ただし、この症例は以前より血尿を呈しており、今回Fanconi症候群の徴候を示すとともに、腎生検にて尿細管炎を認めたことから、「潜在性にIgA腎症のある方が尿細管炎を併発した可能性が高い」と主治医からコメントをいただいています。

治療ですが、透析療法を必要としたのは2症例のみです。
ステロイド治療を行ったのが1/4、被疑剤の中止のみが3/4程度となります。
低カリウム血症に対するカリウム補充や代謝性アシドーシスに対する重曹投与など
電解質異常に対する補正をされている症例が多くみられます。

経過中の血清クレアチニンの最大値は2.5 [1.9-4.0] mg/dLですが
アンケート記入時の直近の
血清クレアチニン1.2 [1.1-1.4] mg/dL
eGFR 42.0 [33.0-48.5] mL/min/1.73m2
であり、
腎機能低下は、ステロイド治療なしでも被疑剤の中止だけである程度改善する傾向にあります。
ステロイド治療については、腎生検所見などを参考に選択する必要があると思われます。
なお、尿所見、電解質異常は約3/4の症例で改善していますが、
改善に乏しい症例もあり、注意が必要です。

透析治療を要した2症例のうち、1症例は透析から離脱しています。
なお、維持透析に移行した症例は2023年3月以前に紅麹コレステヘルプを服用中止しております。他院で腎生検を受け(詳細不明であるが、糸球体腎炎)、Fanconi症候群を疑う臨床徴候はなく、糸球体腎炎の経過に矛盾しないため、主治医からは「関連性は低い」とコメントいただいています。
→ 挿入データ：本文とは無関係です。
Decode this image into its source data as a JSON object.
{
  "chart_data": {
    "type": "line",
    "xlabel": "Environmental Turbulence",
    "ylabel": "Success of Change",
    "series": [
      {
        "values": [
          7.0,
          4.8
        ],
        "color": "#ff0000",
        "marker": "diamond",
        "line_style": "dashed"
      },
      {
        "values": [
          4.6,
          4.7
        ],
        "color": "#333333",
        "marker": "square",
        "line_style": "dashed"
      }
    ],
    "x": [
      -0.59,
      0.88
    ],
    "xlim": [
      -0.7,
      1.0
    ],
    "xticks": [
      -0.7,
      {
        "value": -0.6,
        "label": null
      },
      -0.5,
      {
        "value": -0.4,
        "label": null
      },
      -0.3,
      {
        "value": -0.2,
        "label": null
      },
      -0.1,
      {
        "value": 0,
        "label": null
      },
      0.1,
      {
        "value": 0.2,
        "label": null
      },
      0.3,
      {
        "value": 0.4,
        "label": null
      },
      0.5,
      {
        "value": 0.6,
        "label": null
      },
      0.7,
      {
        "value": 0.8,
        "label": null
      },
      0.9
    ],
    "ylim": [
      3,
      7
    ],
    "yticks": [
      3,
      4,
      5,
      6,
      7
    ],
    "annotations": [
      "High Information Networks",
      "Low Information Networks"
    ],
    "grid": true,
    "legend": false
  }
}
企業による死亡例の発表がなされていますが、学会としてはまだ情報を持ち合わせておらず
本アンケートでは死亡された方はおられませんでした。

なお、健康被害と紅麹コレステヘルプとの因果関係については科学的な検証が必要と考えております。
原因物質については、候補物質に関する報道がなされていますが、今後厚労省が国衛研とともに網羅的探索かつ発生機構の解明を行うことになっています。
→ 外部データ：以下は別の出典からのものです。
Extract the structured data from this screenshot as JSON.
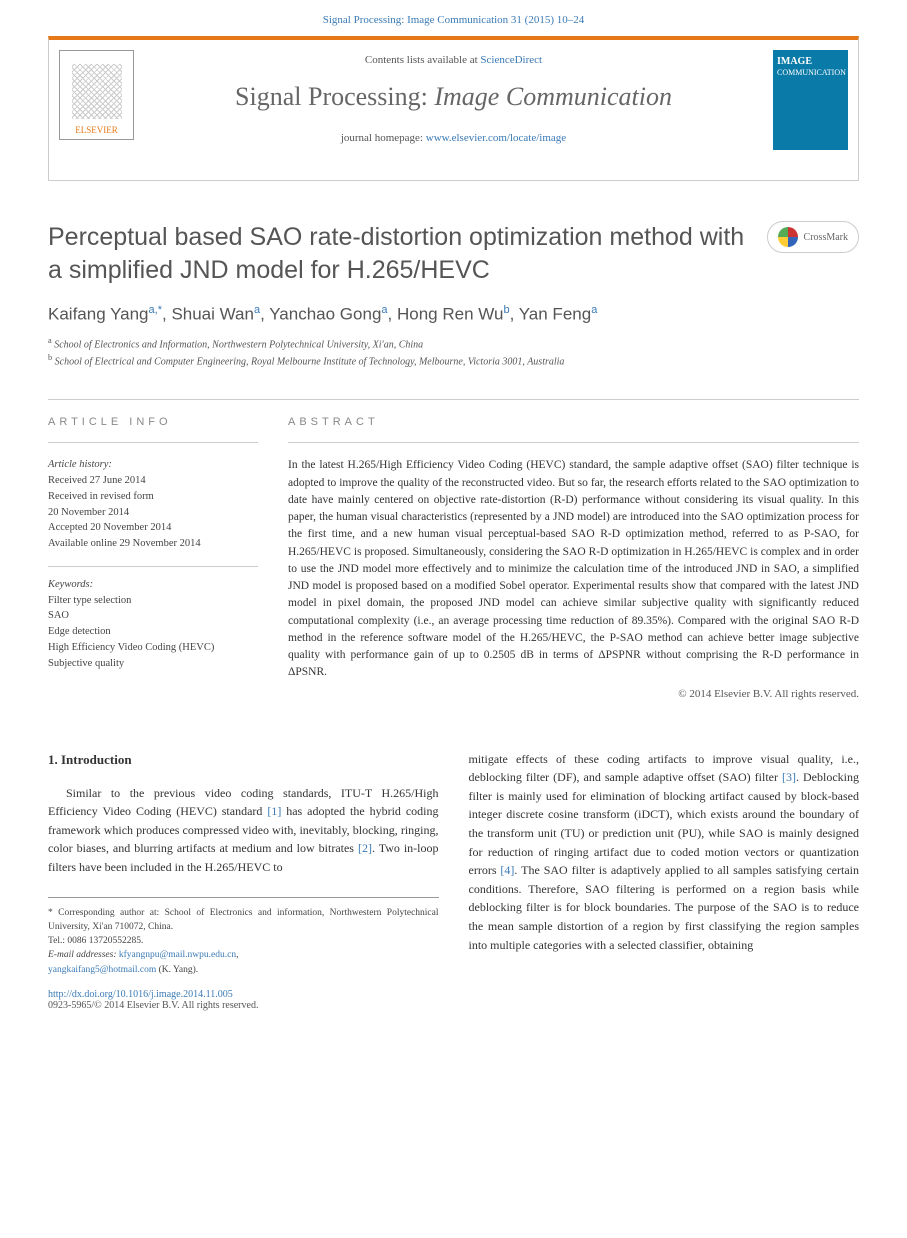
{
  "citation": {
    "prefix": "Signal Processing: Image Communication 31 (2015) 10–24"
  },
  "header": {
    "contents_text": "Contents lists available at ",
    "contents_link": "ScienceDirect",
    "journal_name_a": "Signal Processing: ",
    "journal_name_b": "Image Communication",
    "homepage_text": "journal homepage: ",
    "homepage_link": "www.elsevier.com/locate/image",
    "elsevier_label": "ELSEVIER",
    "cover_title": "IMAGE",
    "cover_sub": "COMMUNICATION"
  },
  "colors": {
    "accent_orange": "#e67817",
    "link_blue": "#3a7ab5",
    "cover_blue": "#0a7aa8",
    "text_grey": "#555555",
    "border_grey": "#cccccc"
  },
  "article": {
    "title": "Perceptual based SAO rate-distortion optimization method with a simplified JND model for H.265/HEVC",
    "crossmark": "CrossMark",
    "authors_html": "Kaifang Yang",
    "authors": [
      {
        "name": "Kaifang Yang",
        "sup": "a,*"
      },
      {
        "name": "Shuai Wan",
        "sup": "a"
      },
      {
        "name": "Yanchao Gong",
        "sup": "a"
      },
      {
        "name": "Hong Ren Wu",
        "sup": "b"
      },
      {
        "name": "Yan Feng",
        "sup": "a"
      }
    ],
    "affiliations": [
      {
        "sup": "a",
        "text": "School of Electronics and Information, Northwestern Polytechnical University, Xi'an, China"
      },
      {
        "sup": "b",
        "text": "School of Electrical and Computer Engineering, Royal Melbourne Institute of Technology, Melbourne, Victoria 3001, Australia"
      }
    ]
  },
  "info": {
    "section_label": "article info",
    "history_label": "Article history:",
    "history": [
      "Received 27 June 2014",
      "Received in revised form",
      "20 November 2014",
      "Accepted 20 November 2014",
      "Available online 29 November 2014"
    ],
    "keywords_label": "Keywords:",
    "keywords": [
      "Filter type selection",
      "SAO",
      "Edge detection",
      "High Efficiency Video Coding (HEVC)",
      "Subjective quality"
    ]
  },
  "abstract": {
    "section_label": "abstract",
    "text": "In the latest H.265/High Efficiency Video Coding (HEVC) standard, the sample adaptive offset (SAO) filter technique is adopted to improve the quality of the reconstructed video. But so far, the research efforts related to the SAO optimization to date have mainly centered on objective rate-distortion (R-D) performance without considering its visual quality. In this paper, the human visual characteristics (represented by a JND model) are introduced into the SAO optimization process for the first time, and a new human visual perceptual-based SAO R-D optimization method, referred to as P-SAO, for H.265/HEVC is proposed. Simultaneously, considering the SAO R-D optimization in H.265/HEVC is complex and in order to use the JND model more effectively and to minimize the calculation time of the introduced JND in SAO, a simplified JND model is proposed based on a modified Sobel operator. Experimental results show that compared with the latest JND model in pixel domain, the proposed JND model can achieve similar subjective quality with significantly reduced computational complexity (i.e., an average processing time reduction of 89.35%). Compared with the original SAO R-D method in the reference software model of the H.265/HEVC, the P-SAO method can achieve better image subjective quality with performance gain of up to 0.2505 dB in terms of ΔPSPNR without comprising the R-D performance in ΔPSNR.",
    "copyright": "© 2014 Elsevier B.V. All rights reserved."
  },
  "body": {
    "section_num": "1.",
    "section_title": "Introduction",
    "col1": "Similar to the previous video coding standards, ITU-T H.265/High Efficiency Video Coding (HEVC) standard [1] has adopted the hybrid coding framework which produces compressed video with, inevitably, blocking, ringing, color biases, and blurring artifacts at medium and low bitrates [2]. Two in-loop filters have been included in the H.265/HEVC to",
    "col2": "mitigate effects of these coding artifacts to improve visual quality, i.e., deblocking filter (DF), and sample adaptive offset (SAO) filter [3]. Deblocking filter is mainly used for elimination of blocking artifact caused by block-based integer discrete cosine transform (iDCT), which exists around the boundary of the transform unit (TU) or prediction unit (PU), while SAO is mainly designed for reduction of ringing artifact due to coded motion vectors or quantization errors [4]. The SAO filter is adaptively applied to all samples satisfying certain conditions. Therefore, SAO filtering is performed on a region basis while deblocking filter is for block boundaries. The purpose of the SAO is to reduce the mean sample distortion of a region by first classifying the region samples into multiple categories with a selected classifier, obtaining"
  },
  "footer": {
    "corr_label": "* Corresponding author at: School of Electronics and information, Northwestern Polytechnical University, Xi'an 710072, China.",
    "tel": "Tel.: 0086 13720552285.",
    "email_label": "E-mail addresses:",
    "emails": [
      "kfyangnpu@mail.nwpu.edu.cn",
      "yangkaifang5@hotmail.com"
    ],
    "email_suffix": " (K. Yang)."
  },
  "doi": {
    "link": "http://dx.doi.org/10.1016/j.image.2014.11.005",
    "issn": "0923-5965/© 2014 Elsevier B.V. All rights reserved."
  }
}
紅麹コレステヘルプに関連した健康被害として、この中間報告でお示しした以外の病態を否定するものではありませんが、被疑剤を服用された場合、被疑剤の服用を中止するとともに、腎機能検査や尿蛋白に加えて、尿糖や血清カリウム値、尿酸値、リン値、HCO3-値の測定は重要と思われます。
今回の報告は中間報告であり、暫定的なものであることをご理解の上、診療にお役立て下さい。